The Brick House Tavern can be found on the Duke of Gloucester Street. Built in 1770, the innkeeper, Mary Davis, advertised “12 or 14 very good lodging rooms” and noted that “…any ladies that may choose to spend a few weeks, whether for pleasure or education, may do it here both reasonably and conveniently.” The first-floor rooms were reserved for ladies and the rooms above for gentlemen. In an era where women did not have the same opportunities for comfortable and safe travel as men, the Brick House Tavern would have been a welcome site for travelers in need of lodging.

Picture inside The Brick House

The Brick House Tavern has always provided lodging for guests and is one of the original buildings of Colonial Williamsburg whose original construction has survived. Today the tavern offers 16 rooms, all have private, full baths. Downstairs, there is a common room with a fireplace and room for sitting and conversing.

R. Charlton Coffeehouse, Historic Site and Coffee Shop in Williamsburg Virginia.

How Lord Dunmore lost control of Williamsburg

While the people of New England have rightful claim to firing the opening shots of the Revolutionary War, the Virginians also played an important role in the outbreak of hostilities.

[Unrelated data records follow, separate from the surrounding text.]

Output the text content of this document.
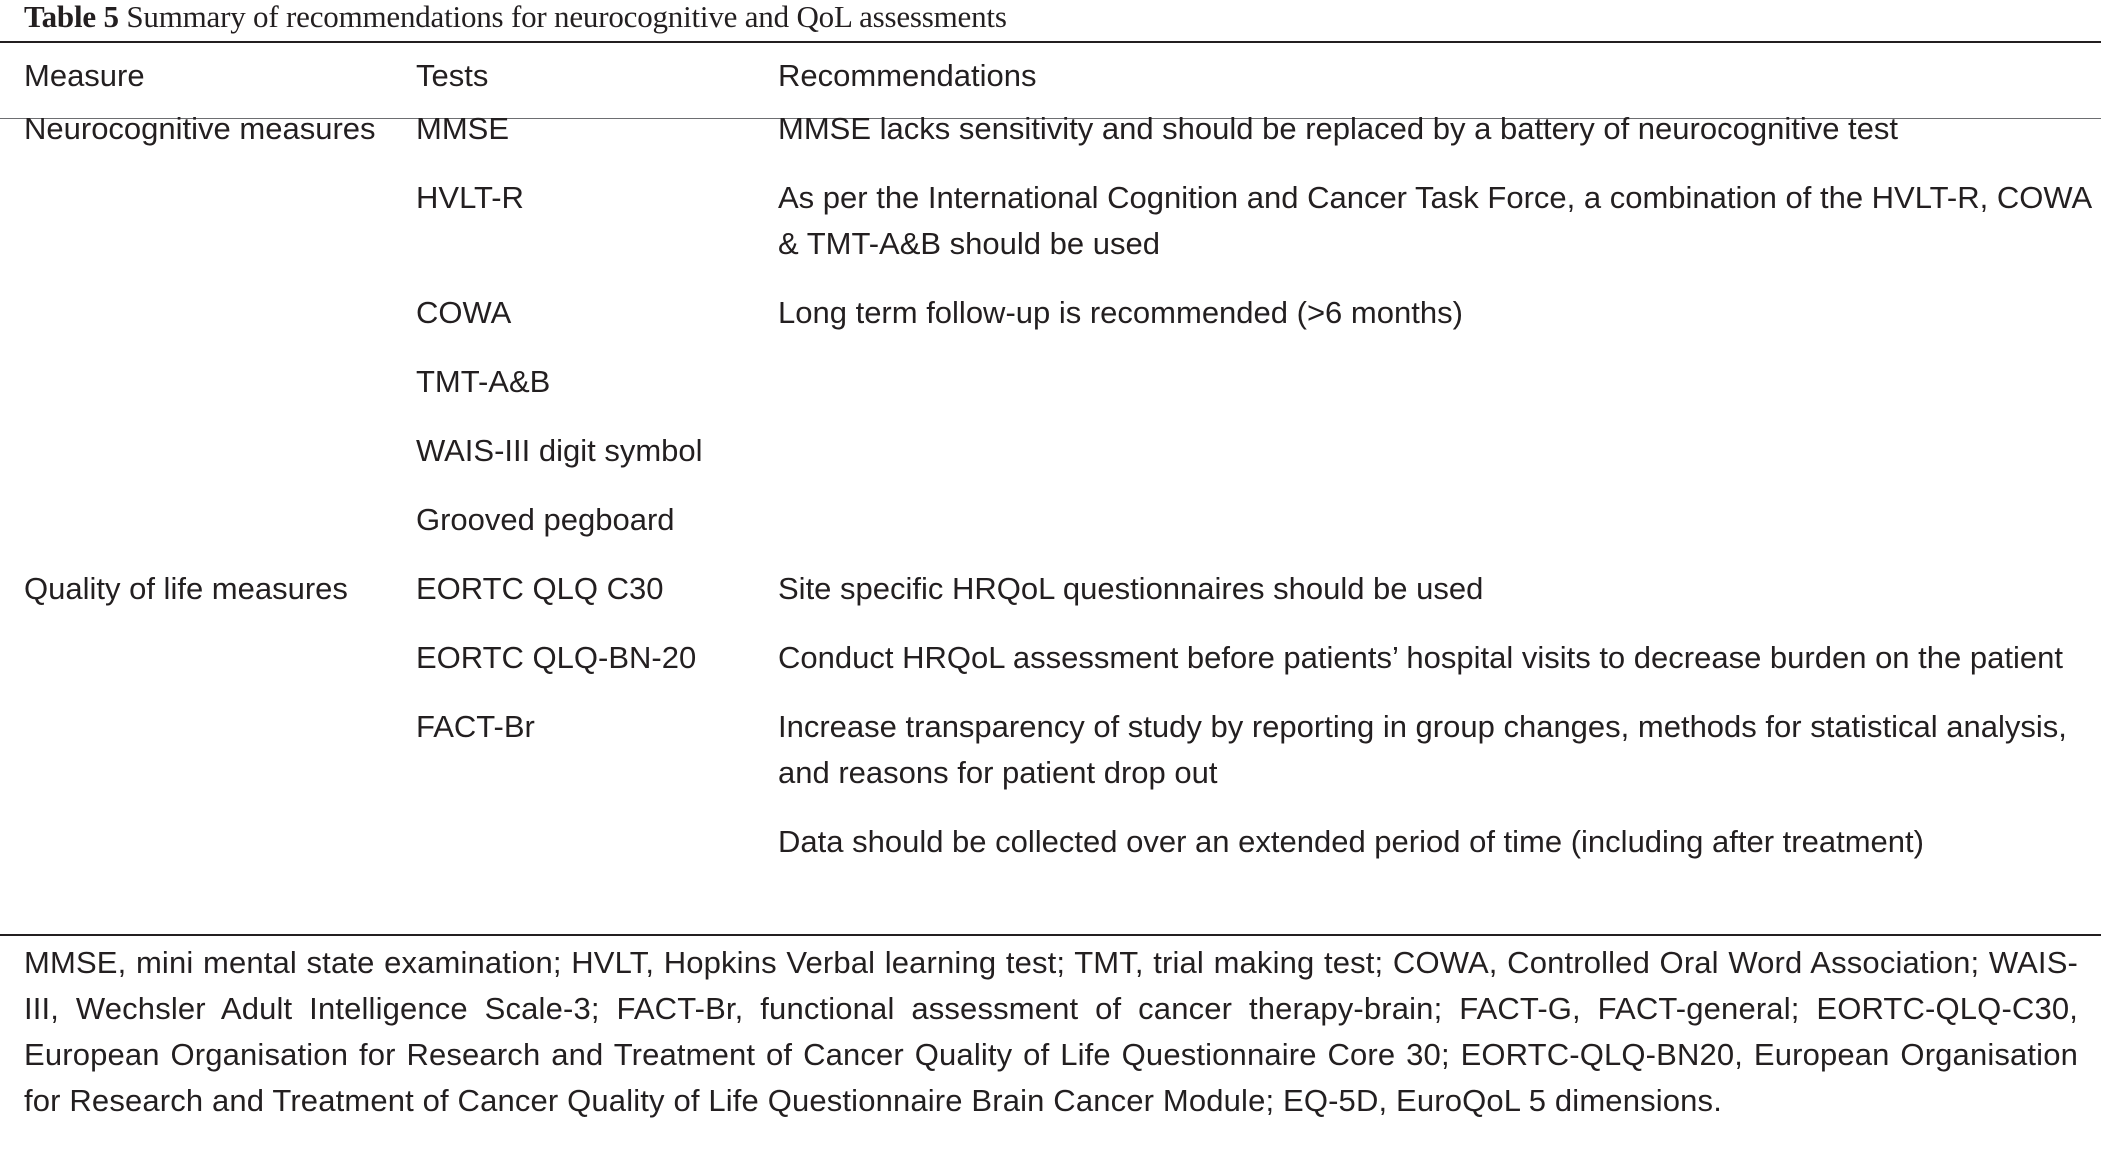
Table 5 Summary of recommendations for neurocognitive and QoL assessments
Measure	Tests	Recommendations
Neurocognitive measures	MMSE	MMSE lacks sensitivity and should be replaced by a battery of neurocognitive test
	HVLT-R	As per the International Cognition and Cancer Task Force, a combination of the HVLT-R, COWA & TMT-A&B should be used
	COWA	Long term follow-up is recommended (>6 months)
	TMT-A&B	
	WAIS-III digit symbol	
	Grooved pegboard	
Quality of life measures	EORTC QLQ C30	Site specific HRQoL questionnaires should be used
	EORTC QLQ-BN-20	Conduct HRQoL assessment before patients’ hospital visits to decrease burden on the patient
	FACT-Br	Increase transparency of study by reporting in group changes, methods for statistical analysis, and reasons for patient drop out
		Data should be collected over an extended period of time (including after treatment)

MMSE, mini mental state examination; HVLT, Hopkins Verbal learning test; TMT, trial making test; COWA, Controlled Oral Word Association; WAIS-III, Wechsler Adult Intelligence Scale-3; FACT-Br, functional assessment of cancer therapy-brain; FACT-G, FACT-general; EORTC-QLQ-C30, European Organisation for Research and Treatment of Cancer Quality of Life Questionnaire Core 30; EORTC-QLQ-BN20, European Organisation for Research and Treatment of Cancer Quality of Life Questionnaire Brain Cancer Module; EQ-5D, EuroQoL 5 dimensions.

In April 1775, a dispute arose between Lord Dunmore and the Virginian colonists over a cache of gunpowder being kept in the magazine tower opposite the market green. Knowing that rebellion was in the air, the Virginians had begun to gather resources and instruments of war. Dunmore ordered his royal marines to seize the gunpowder from the magazine and transport it to a Royal Navy ship waiting in the James River.

musket demonstration at Colonial Williamsburg

The Virginians, alarmed to the governor’s actions, were furious. In retaliation, Patrick Henry led a small militia towards Williamsburg to force the return of the gunpowder. In the standoff, Dunmore threatened to declare freedom for the colony’s slaves and raze the town to the ground if attacked. Ultimately, the matter was resolved without conflict when a payment was made to the Virginians as compensation. Dunmore, no longer feeling safe in Virginia, fled to a Royal Navy ship, and attempted to rule the colony from sea.